In 2002, I completed 1,000 works in my project, Songs for My Father, a body of landscape-inspired pieces in various media, dedicated to my late father, a Norwegian commercial tuna fisherman. I painted the landscape, a long-standing Nordic subject, in and around Acadia National Park, Maine, during the 1980's, and have worked on Monhegan Island during the summers since 1995. In winter 1999, while an artist-in-residence at Weir Farm, a national historic site administered by the National Park Service, in Wilton, CT, I began to explore the woodlands as a complement to the seacoast. In 2001, I was a visiting artist at Weir Farm.

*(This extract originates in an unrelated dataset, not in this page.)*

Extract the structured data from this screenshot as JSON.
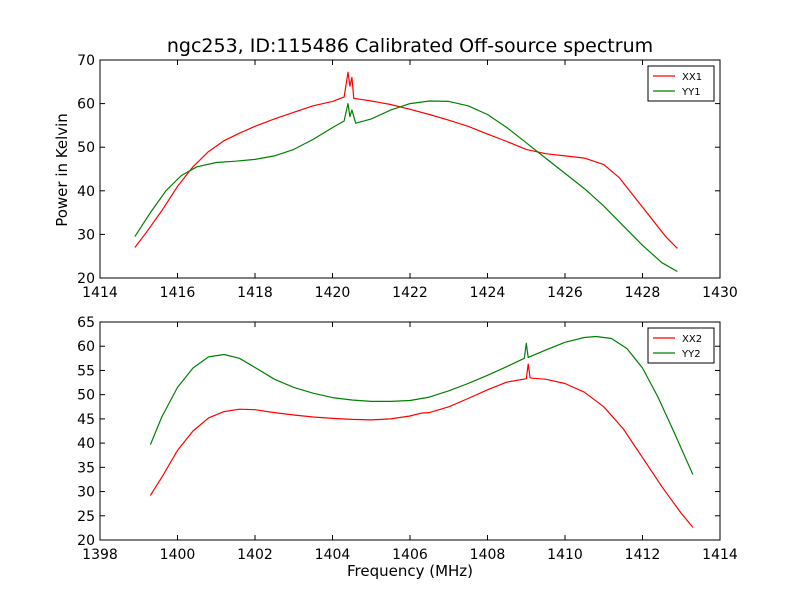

My most recent series, Sanger Fra Mor, dedicated to my mother, is an ongoing visual essay. Working across media in paintings, watercolors, drawings and monotypes I use commercial fishing, oral history and nostalgic images to explore memory, identity and maritime history. For this project, I draw upon my experiences both as a young boy aboard ship with my father, and as a crewmember on a commercial fishing vessel. My connection to this subject continues during summer visits to Monhegan Island, Maine where I paint outdoors as well as research the resources of the Monhegan Museum.
In my studio practice I make oil paintings and works on paper, including monotypes. My imagery develops from direct landscape and studio painting, photography, and memories. I often work in series, using repetition, simplification and variation of image and media, to structure narratives. My monotypes combine old and new technology in multiple layers--computer editing, digital printing and traditional printmaking methods, including plate lithography, silkscreen, and handwork. The layering of these processes serves as a metaphor for memory.
In my work, the persistence of memory, stages of life, the environmental crisis, and the empty ocean are thematic subtexts.